Soon after the conference, I discovered that my gynecologist had worked with psychiatric patients on Mellaril or Haldol during her residency. She told me that these patients’ babies had been born healthy. According to my gynecologist, the most difficult pregnancies occurred when women went off their medications. “Being psychotic is more harmful to a fetus than anti-psychotic drugs,” she said.
She went on to explain that there usually was a difference in thinking between the ob-gyns and the psychiatrists—the ob-gyns preferred women to stay on their medication and the psychiatrists advised women to go off it initially. But, she explained, the differences between their thinking made sense. Since the women remained under their psychiatrists’ care, if the psychiatrists prescribed medication and the babies were born with birth defects, the psychiatrists were at risk for being liable.
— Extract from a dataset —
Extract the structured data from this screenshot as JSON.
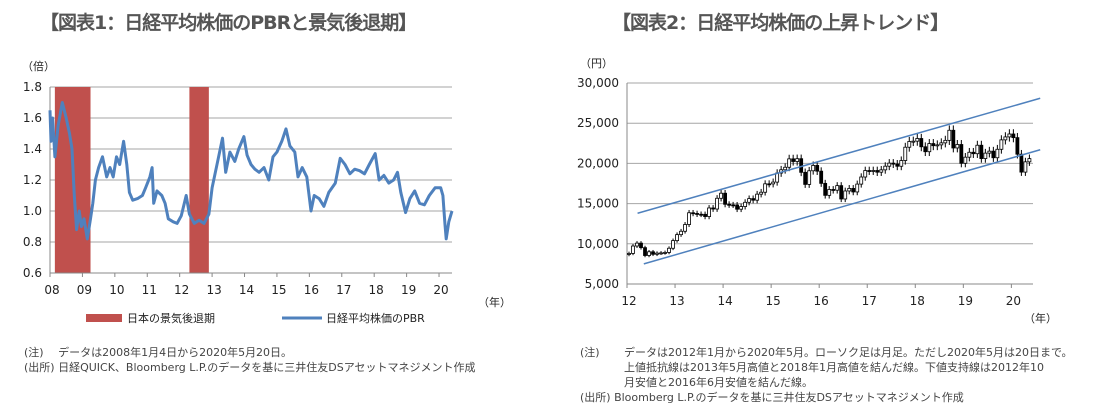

The ob-gyns were not. From the ob-gyn perspective, the psychiatrists in fact had little to risk because the ob-gyns knew they were delivering healthy babies with mothers on medication, and saw the distress to the fetus when a mother became psychotic going off her meds. Psychiatrists, who didn’t witness actual prenatal and birth experiences to assuage their thinking, tended to act with caution.
The information from my ob-gyn combined with the grandmothers’ stories left me feeling more helpful about conception and being pregnant while continuing my daily swallow of Trilafon. The possibility of my becoming a biological mother, however, remained a hypothetical issue.
Until a year later. I had finally entered a loving relationship with a man who wanted to marry me and have children. I knew little research had been conducted on anti-psychotic medication and pregnancy, primarily because researchers were reluctant to experiment with human fetuses and also because the number of women on these medications who become pregnant have been relatively few over the years. Still, I tried in earnest to discover what was known. Some studies were done with Haldol and rats, but I found virtually no information for Trilafon or any of the newer anti-psychotics.
When I married and decided to try to have a baby, my own psychiatrist advised me to go off my medication before conceiving and throughout the first trimester. But by then some younger psychiatrists were rethinking that caveat. The new approach believed that the greater risk involved stopping medication. More and more often doctors told me that my age, 40 at the time, was a greater risk for a healthy pregnancy than taking medication. I was elated to have encountered such a mainstream risk factor.
My husband and I decided to try and conceive while I continued to take Trilafon. When, much to our delight, I became pregnant, we faced one more hurdle we hadn’t anticipated. Our genetic counselor raised the possibility that my Trilafon dosage, which was effective with my pre-pregnancy blood levels, might not work when my blood volume increased during the second trimester. Fortunately, my regular dosage continued to work throughout my entire pregnancy and postpartum period.
Growing a baby while taking anti-psychotic medication can be a reality. I have only to hold my two-month-old daughter in my arms to know this is true—and how lucky I am to have benefited from both the serendipity of hearing other women’s experiences and the changing attitudes within the psychiatric community.